Barcelona Travel Guide

As Spain’s Catalan capital, Barcelona grapples with Madrid for the position of the country’s most happening city. The 2,000-year-old Mediterranean port city boasts an impressive array of architecture bridging Iberian, Visigoth and Roman influences. The beaches attract hordes of tourists while the museums, fine dining and booming dance clubs keep them up and entertained well into the night.

One of Barcelona’s most outstanding qualities is its architectural prowess, epitomized in the unparalleled work of Antonio Gaudi. Salvadore Dali and Pablo Picasso also called Barcelona their home and have left a considerable amount of work on display in the local museums. The city’s reputation in international circles was solidified in 1992 after Barcelona hosted the Olympics.

When touring the city, you’ll find the best accommodation, bars and restaurants near the old Barri Gotìc quarter of town. Enjoy the wealth of museums, traditional cuisine and medieval architecture of the area. Las Ramblas, near the city center, is the famous pedestrian avenue lined with cafés, artists and boutiques targeting tourists of every mode and fashion.


Las Ramblas promenade: in the Barri Gotìc quarter, this pedestrian avenue is home to cobblestone side-streets, medieval churches and a constant flux of tourists and merchants.

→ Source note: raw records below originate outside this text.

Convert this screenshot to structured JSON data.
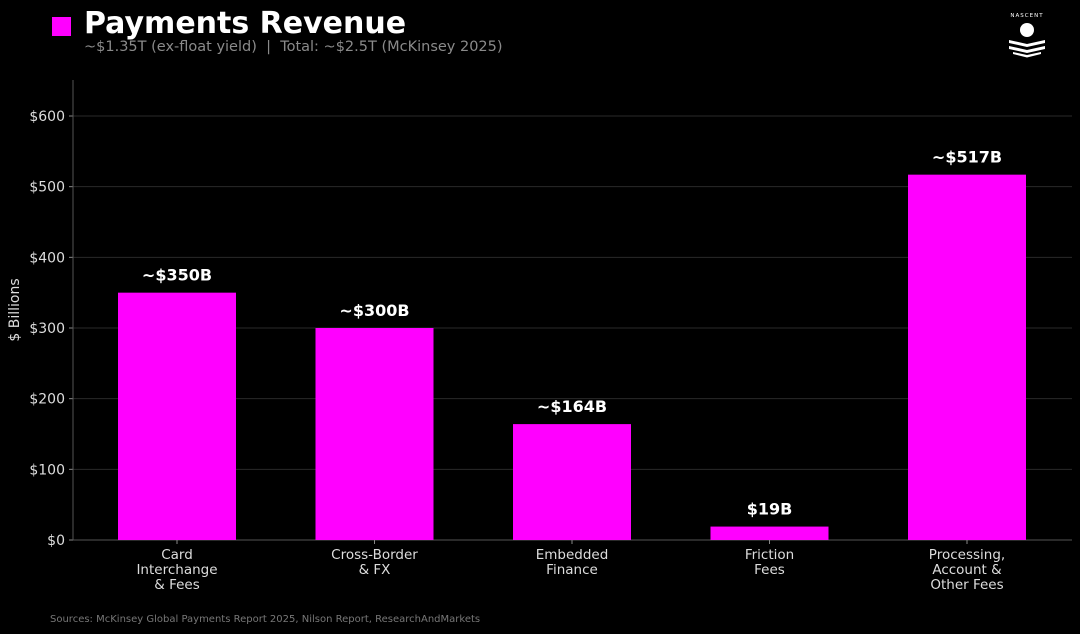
{
  "header": {
    "title": "Payments Revenue",
    "subtitle": "~$1.35T (ex-float yield)  |  Total: ~$2.5T (McKinsey 2025)",
    "logo_text": "NASCENT"
  },
  "footer": {
    "sources": "Sources: McKinsey Global Payments Report 2025, Nilson Report, ResearchAndMarkets"
  },
  "chart_data": {
    "type": "bar",
    "categories": [
      "Card\nInterchange\n& Fees",
      "Cross-Border\n& FX",
      "Embedded\nFinance",
      "Friction\nFees",
      "Processing,\nAccount &\nOther Fees"
    ],
    "values": [
      350,
      300,
      164,
      19,
      517
    ],
    "data_labels": [
      "~$350B",
      "~$300B",
      "~$164B",
      "$19B",
      "~$517B"
    ],
    "ylabel": "$ Billions",
    "ylim": [
      0,
      650
    ],
    "yticks": [
      0,
      100,
      200,
      300,
      400,
      500,
      600
    ],
    "ytick_labels": [
      "$0",
      "$100",
      "$200",
      "$300",
      "$400",
      "$500",
      "$600"
    ],
    "grid": true,
    "bar_color": "#ff00ff",
    "background": "#000000"
  }
}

Placa de Catalunya: situated at the city’s center, this area offers modern shops and boutiques within easy walking distance of Las Ramblas.

Mont Juic: rewards visitors with panoramic views of Barcelona along with access to the facilities used for the 1992 Olympics.

Sagrada Familia and Casa Mila: drafted and built by Antonio Gaudi, these iconic landmarks typify their creator’s genius.

Montserrat Monastery: sits among the boulder-ridden mountains to Barcelona’s west and is reached by thousands of tourists and photographers via cable car.

Parc Guëll: another of Antonio Gaudi’s creations exemplifying his bizarre, unorthodox style and set against the backdrop hills beyond Barcelona.